Aurora war an Alex' Verhalten gewöhnt. Während sie den Kopf schüttelte, hob sie die Arbeitskleidung auf, die Alex auf dem Bett abgelegt hatte. Sie trug sie und brachte sie zum Wäschekorb.
Bevor sie sie jedoch tatsächlich in den Korb legte, wurde Auroras Fokus gestört. Kurz erhaschte sie einen Hauch von fremdem Parfüm, der an dem Hemd haftete, das Alex zuvor getragen hatte.
Aurora brachte ihre feine Nase näher, um zu bestätigen, dass sie sich nicht irrte. Dann kam sie zu dem Schluss, dass der scharfe Duft weder ihrem Mann noch ihr gehörte.
In diesem Moment hallten Velias Worte noch einmal in Auroras Ohren wider. Das Bild, dass ihr Mann wirklich eine Affäre hatte, tanzte nun in ihren Gedanken.
Aurora schloss die Augen. Sie holte tief Luft und überlegte, welche Maßnahmen sie ergreifen sollte. Sollte sie dies direkt mit Alex klären? Oder sollte sie den Mann heimlich untersuchen, um alle Beweise zu sammeln, bevor sie eine endgültige Entscheidung traf?
***
Zwei Tage vergingen. Obwohl sie sich weiterhin bemühte, freundlich zu Alex zu sein, konnte ihr Herz nicht lügen. Es gab ein unruhiges Gefühl, zusammen mit einem großen Fragezeichen, ob ihr Mann ihre Liebe wirklich betrog.
Velia bemerkte Auroras seltsames Verhalten und ergriff die Initiative, ihre Freundin und Kollegin zum Mittagessen außerhalb des Krankenhauses einzuladen. Sie wählten ein nahe gelegenes Einkaufszentrum und beschlossen, in einem koreanischen Restaurant zu essen, das sie oft besuchten.
„Komm schon, Aurora. Warum siehst du die ganze Zeit so verärgert aus? Ich habe bemerkt, dass dein Gesicht seit gestern wirklich komisch ist", bemerkte Velia, als sie beide saßen und bereit waren, ihr Essen zu bestellen.

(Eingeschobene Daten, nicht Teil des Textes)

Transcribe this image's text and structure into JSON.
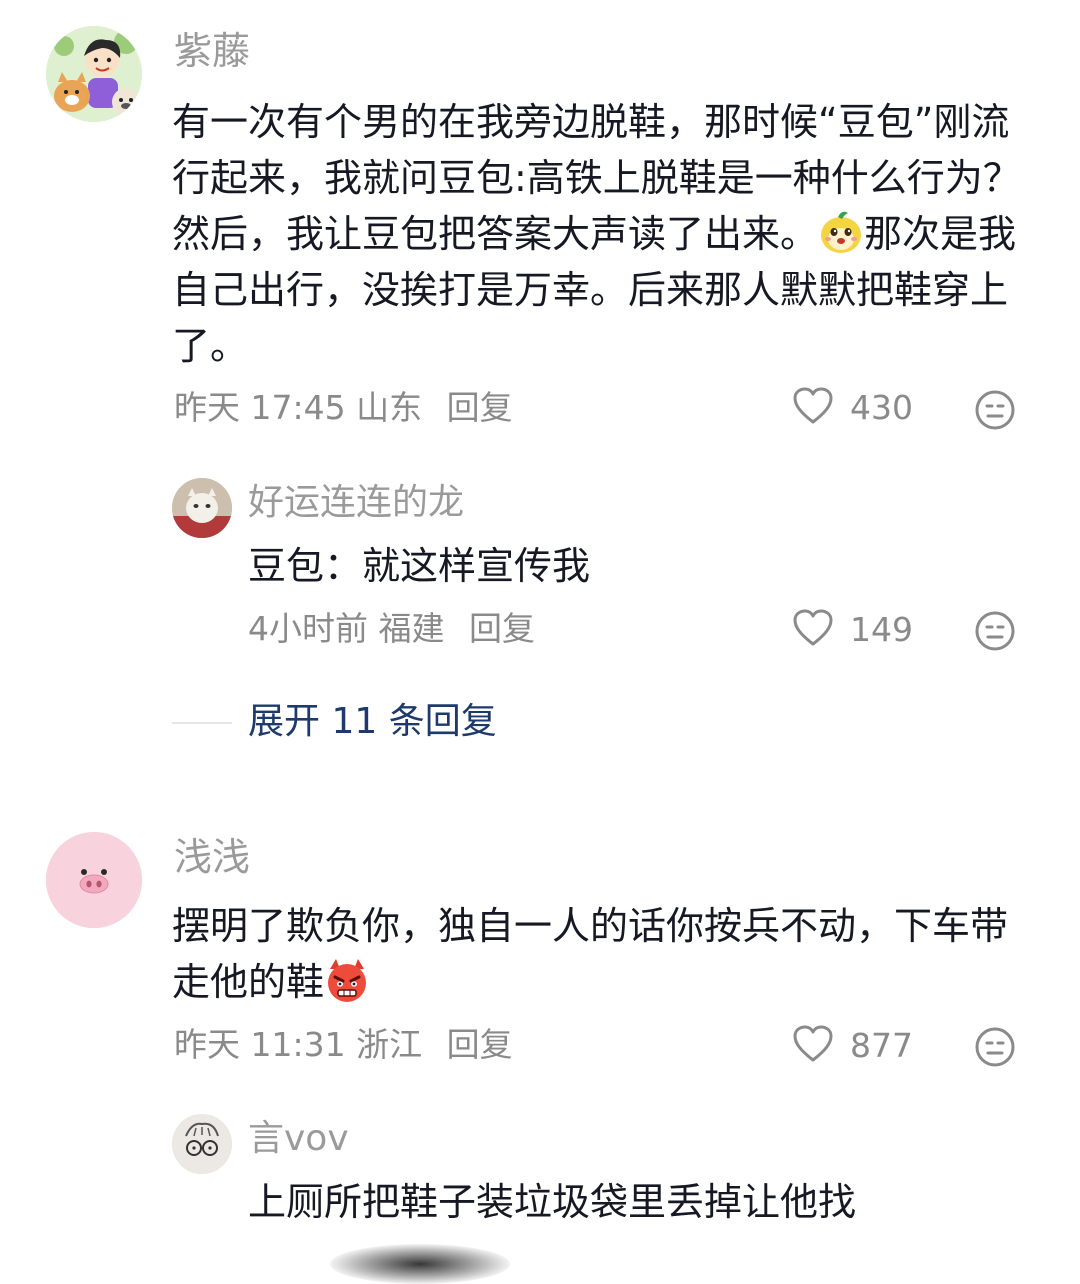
{
  "comments": [
    {
      "user": "紫藤",
      "text_before_emoji": "有一次有个男的在我旁边脱鞋，那时候“豆包”刚流行起来，我就问豆包:高铁上脱鞋是一种什么行为？然后，我让豆包把答案大声读了出来。",
      "text_after_emoji": "那次是我自己出行，没挨打是万幸。后来那人默默把鞋穿上了。",
      "time": "昨天 17:45",
      "location": "山东",
      "reply_label": "回复",
      "likes": "430",
      "replies": [
        {
          "user": "好运连连的龙",
          "text": "豆包：就这样宣传我",
          "time": "4小时前",
          "location": "福建",
          "reply_label": "回复",
          "likes": "149"
        }
      ],
      "expand_label": "展开 11 条回复"
    },
    {
      "user": "浅浅",
      "text": "摆明了欺负你，独自一人的话你按兵不动，下车带走他的鞋",
      "time": "昨天 11:31",
      "location": "浙江",
      "reply_label": "回复",
      "likes": "877",
      "replies": [
        {
          "user": "言vov",
          "text": "上厕所把鞋子装垃圾袋里丢掉让他找"
        }
      ]
    }
  ],
  "icons": {
    "like": "heart-outline-icon",
    "dislike": "neutral-face-icon",
    "emoji_1": "doubao-mascot-emoji",
    "emoji_2": "angry-devil-emoji"
  }
}
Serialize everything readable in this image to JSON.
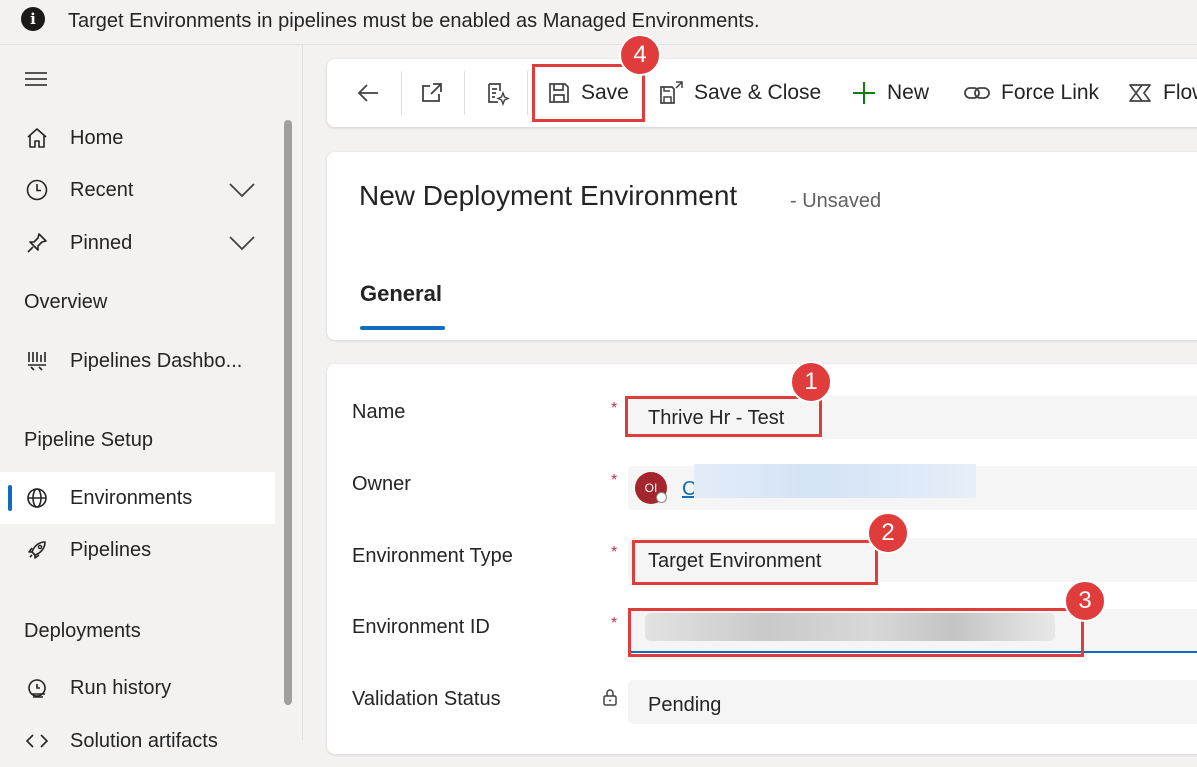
{
  "banner": {
    "message": "Target Environments in pipelines must be enabled as Managed Environments."
  },
  "sidebar": {
    "items": [
      {
        "label": "Home",
        "icon": "home-icon"
      },
      {
        "label": "Recent",
        "icon": "clock-icon"
      },
      {
        "label": "Pinned",
        "icon": "pin-icon"
      }
    ],
    "overview_header": "Overview",
    "overview_items": [
      {
        "label": "Pipelines Dashbo...",
        "icon": "dashboard-icon"
      }
    ],
    "pipeline_setup_header": "Pipeline Setup",
    "pipeline_setup_items": [
      {
        "label": "Environments",
        "icon": "globe-icon",
        "selected": true
      },
      {
        "label": "Pipelines",
        "icon": "rocket-icon"
      }
    ],
    "deployments_header": "Deployments",
    "deployments_items": [
      {
        "label": "Run history",
        "icon": "history-icon"
      },
      {
        "label": "Solution artifacts",
        "icon": "code-icon"
      }
    ]
  },
  "command_bar": {
    "save": "Save",
    "save_close": "Save & Close",
    "new": "New",
    "force_link": "Force Link",
    "flow": "Flow"
  },
  "record": {
    "title": "New Deployment Environment",
    "status": "- Unsaved",
    "tab": "General"
  },
  "form": {
    "name_label": "Name",
    "name_value": "Thrive Hr - Test",
    "owner_label": "Owner",
    "owner_initials": "OI",
    "owner_value": "C",
    "env_type_label": "Environment Type",
    "env_type_value": "Target Environment",
    "env_id_label": "Environment ID",
    "validation_label": "Validation Status",
    "validation_value": "Pending",
    "required_mark": "*"
  },
  "annotations": {
    "badge1": "1",
    "badge2": "2",
    "badge3": "3",
    "badge4": "4"
  },
  "colors": {
    "accent": "#0f6cbd",
    "annotation": "#e03c3c",
    "required": "#c4314b"
  }
}
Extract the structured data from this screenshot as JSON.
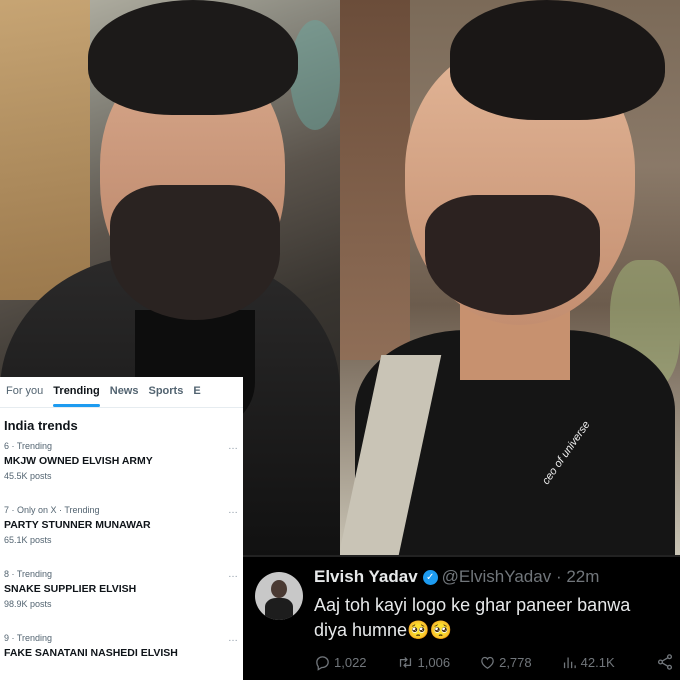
{
  "photos": {
    "watermark": "ceo of universe"
  },
  "trends_panel": {
    "tabs": [
      {
        "label": "For you",
        "active": false
      },
      {
        "label": "Trending",
        "active": true
      },
      {
        "label": "News",
        "active": false
      },
      {
        "label": "Sports",
        "active": false
      },
      {
        "label": "E",
        "active": false
      }
    ],
    "heading": "India trends",
    "items": [
      {
        "meta": "6 · Trending",
        "title": "MKJW OWNED ELVISH ARMY",
        "posts": "45.5K posts"
      },
      {
        "meta": "7 · Only on X · Trending",
        "title": "PARTY STUNNER MUNAWAR",
        "posts": "65.1K posts"
      },
      {
        "meta": "8 · Trending",
        "title": "SNAKE SUPPLIER ELVISH",
        "posts": "98.9K posts"
      },
      {
        "meta": "9 · Trending",
        "title": "FAKE SANATANI NASHEDI ELVISH",
        "posts": ""
      }
    ],
    "more_icon": "…"
  },
  "tweet": {
    "name": "Elvish Yadav",
    "verified_icon": "✓",
    "handle": "@ElvishYadav",
    "time": "· 22m",
    "text": "Aaj toh kayi logo ke ghar paneer banwa diya humne🥺🥺",
    "replies": "1,022",
    "reposts": "1,006",
    "likes": "2,778",
    "views": "42.1K"
  }
}
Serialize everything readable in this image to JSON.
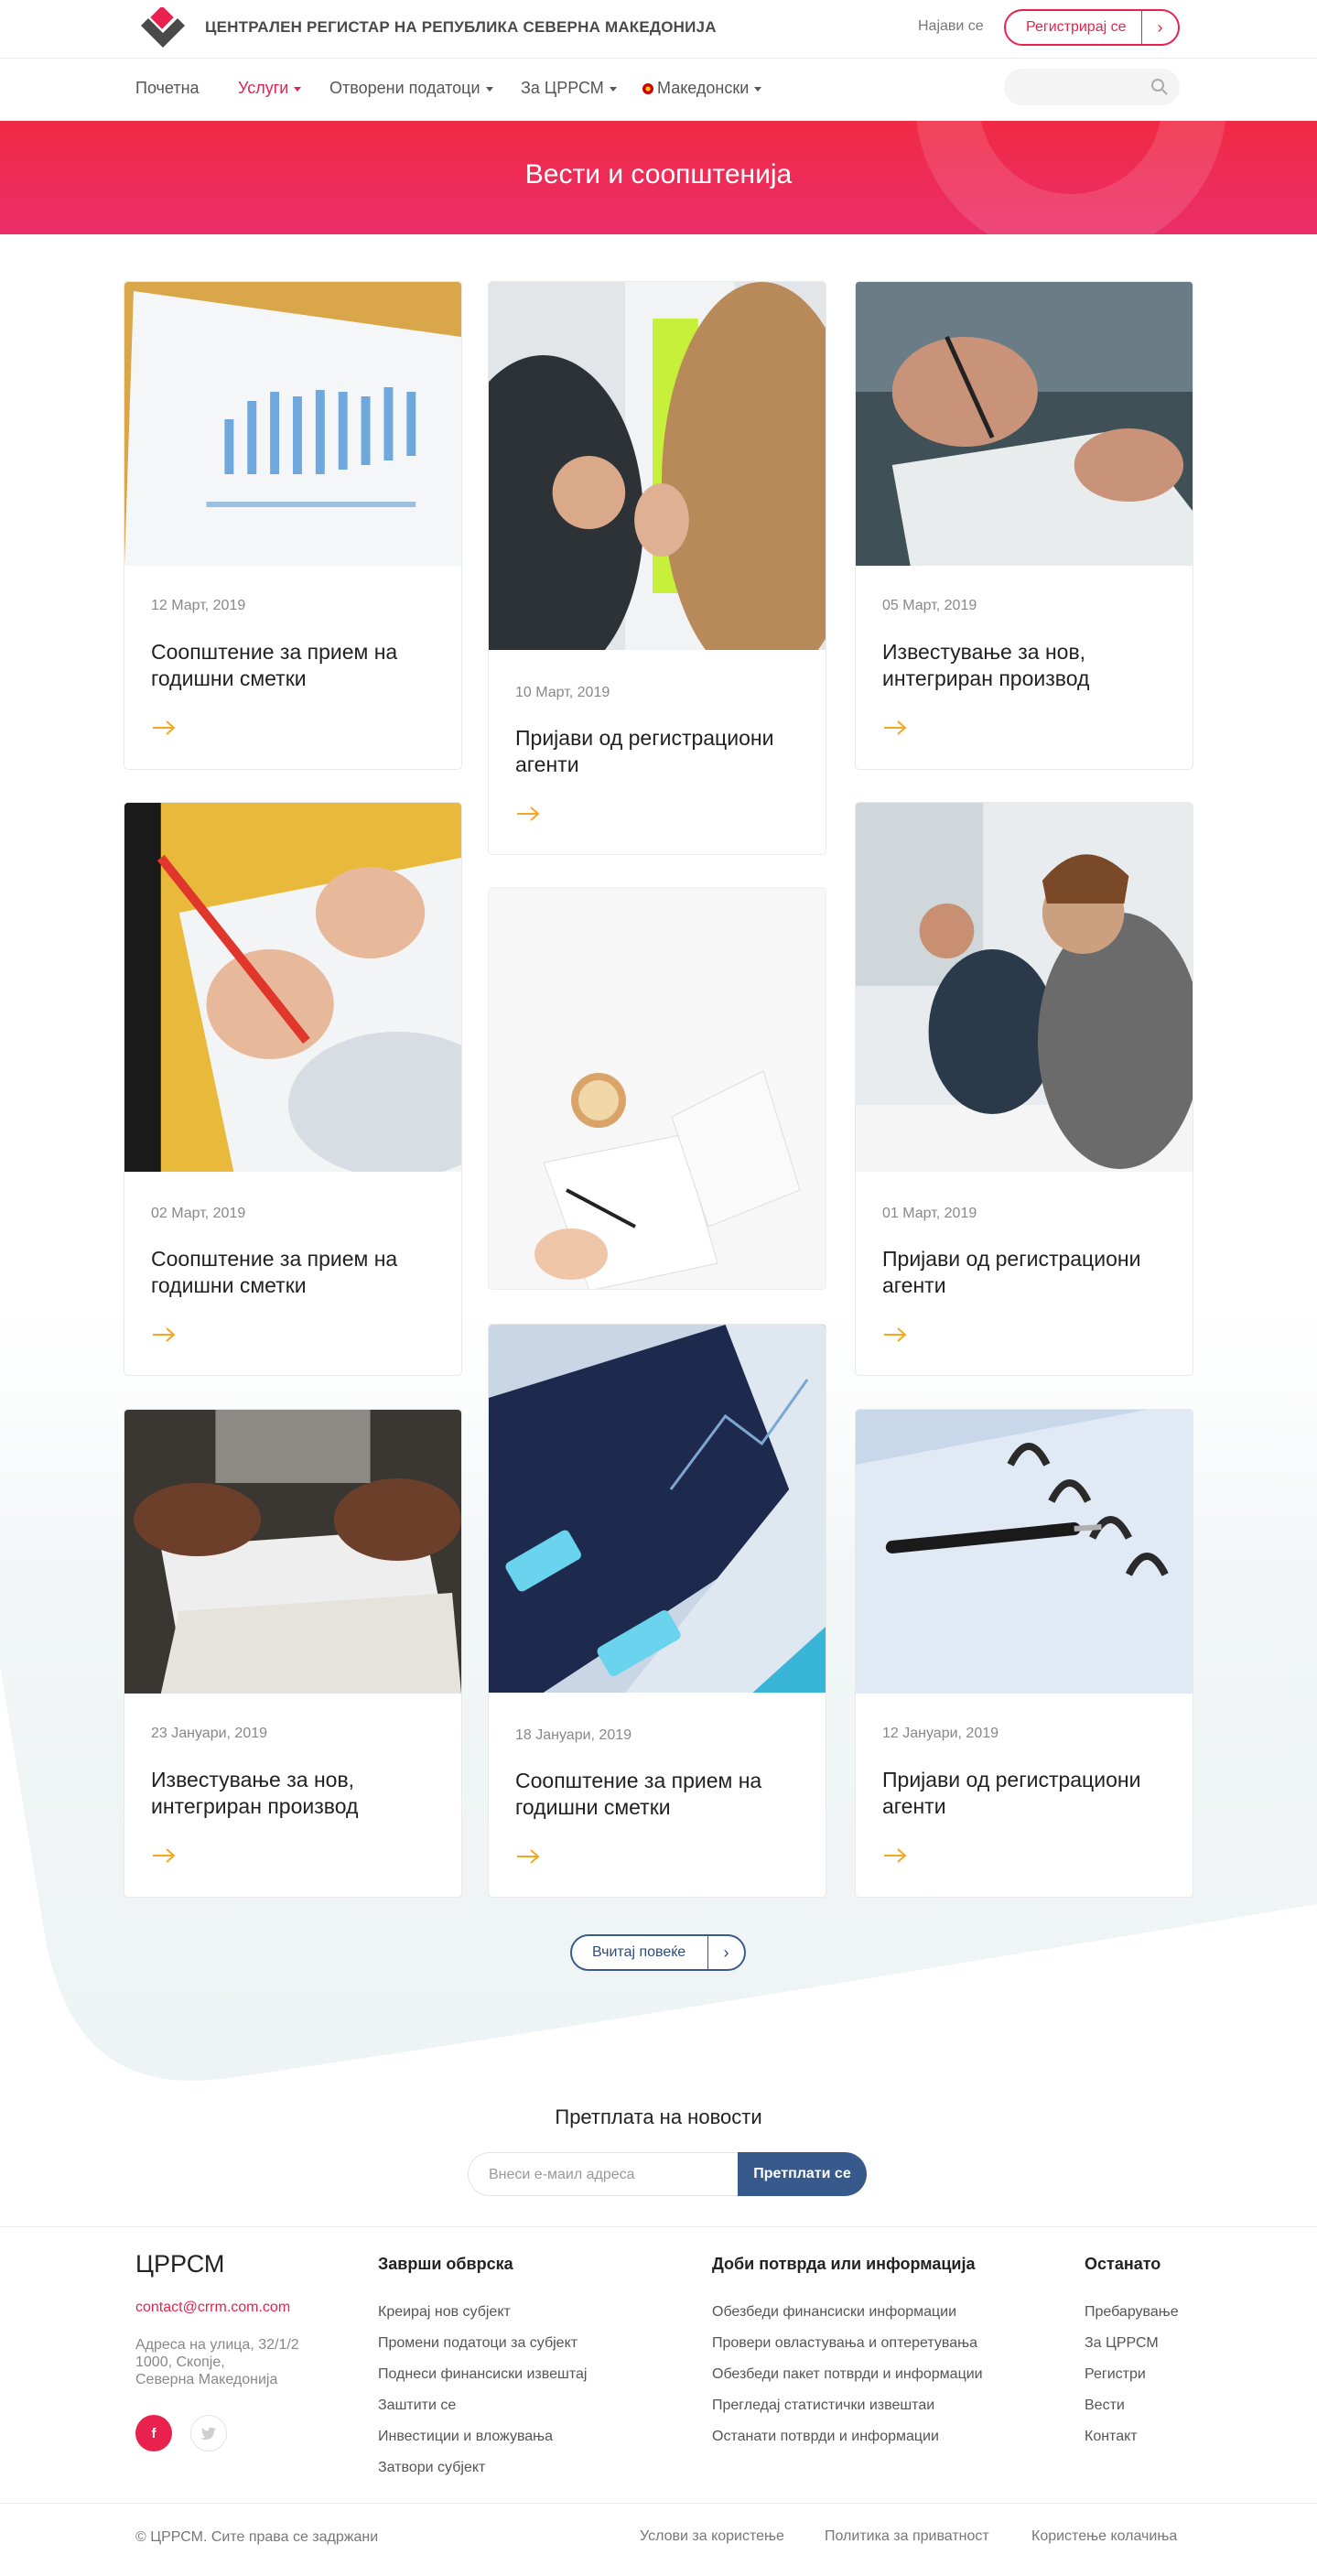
{
  "header": {
    "title": "ЦЕНТРАЛЕН РЕГИСТАР НА РЕПУБЛИКА СЕВЕРНА МАКЕДОНИЈА",
    "login": "Најави се",
    "register": "Регистрирај се"
  },
  "nav": {
    "items": [
      {
        "label": "Почетна"
      },
      {
        "label": "Услуги"
      },
      {
        "label": "Отворени податоци"
      },
      {
        "label": "За ЦРРСМ"
      },
      {
        "label": "Македонски"
      }
    ]
  },
  "hero": {
    "title": "Вести и соопштенија"
  },
  "cards": [
    {
      "date": "12 Март, 2019",
      "title": "Соопштение за  прием на годишни сметки"
    },
    {
      "date": "10 Март, 2019",
      "title": "Пријави од регистрациони агенти"
    },
    {
      "date": "05 Март, 2019",
      "title": "Известување за нов, интегриран производ"
    },
    {
      "date": "02 Март, 2019",
      "title": "Соопштение за  прием на годишни сметки"
    },
    {
      "date": "01 Март, 2019",
      "title": "Пријави од регистрациони агенти"
    },
    {
      "date": "23 Јануари, 2019",
      "title": "Известување за нов, интегриран производ"
    },
    {
      "date": "18 Јануари, 2019",
      "title": "Соопштение за  прием на годишни сметки"
    },
    {
      "date": "12 Јануари, 2019",
      "title": "Пријави од регистрациони агенти"
    }
  ],
  "load_more": "Вчитај повеќе",
  "newsletter": {
    "title": "Претплата на новости",
    "placeholder": "Внеси е-маил адреса",
    "button": "Претплати се"
  },
  "footer": {
    "brand": "ЦРРСМ",
    "email": "contact@crrm.com.com",
    "address": [
      "Адреса на улица, 32/1/2",
      "1000, Скопје,",
      "Северна Македонија"
    ],
    "columns": [
      {
        "title": "Заврши обврска",
        "links": [
          "Креирај нов субјект",
          "Промени податоци за субјект",
          "Поднеси финансиски извештај",
          "Заштити се",
          "Инвестиции и вложувања",
          "Затвори субјект"
        ]
      },
      {
        "title": "Доби потврда или информација",
        "links": [
          "Обезбеди финансиски информации",
          "Провери овластувања и оптеретувања",
          "Обезбеди пакет потврди и информации",
          "Прегледај статистички извештаи",
          "Останати потврди и информации"
        ]
      },
      {
        "title": "Останато",
        "links": [
          "Пребарување",
          "За ЦРРСМ",
          "Регистри",
          "Вести",
          "Контакт"
        ]
      }
    ],
    "copyright": "© ЦРРСМ. Сите права се задржани",
    "legal": [
      "Услови за користење",
      "Политика за приватност",
      "Користење колачиња"
    ]
  },
  "colors": {
    "accent": "#e8224d",
    "navy": "#37598b",
    "arrow": "#f5a623"
  }
}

„Ich weiß nicht. Vielleicht liegt es nur an PMS", antwortete Aurora und erfand eine Ausrede. Sie zögerte, Velia mitzuteilen, was sie fühlte. Aurora befürchtete, dass ihre Freundin die Situation eskalieren oder sie provozieren könnte, was sie noch mehr verärgern würde.
„Na gut. Hol dir etwas Eis. Vielleicht verbessert das deine Stimmung."
Velia könnte Recht haben. Etwas Eis zu essen könnte helfen, die kochenden Emotionen in ihrem Herzen zu beruhigen. Vielleicht würde sich ihre Stimmung danach wirklich verbessern.
Bevor sie jedoch überhaupt das Eis bestellen konnten, erblickte Aurora unbeabsichtigt ihren Mann, der vor dem Restaurant vorbeiging. Ursprünglich wollte sie ihn rufen, aber ihre Lippen fühlten sich plötzlich trocken an und erstarrten.
Aus ihren Augen sah Aurora deutlich, wie Alex zuerst allein ging und dann plötzlich von einer Frau angesprochen wurde. Die beiden zögerten nicht, sich innig an den Händen zu halten. Was noch schmerzhafter war, Aurora wusste, wer die Frau war, die mit ihrem Mann ging. Es war Alex' persönliche Sekretärin und auch Auroras Cousine.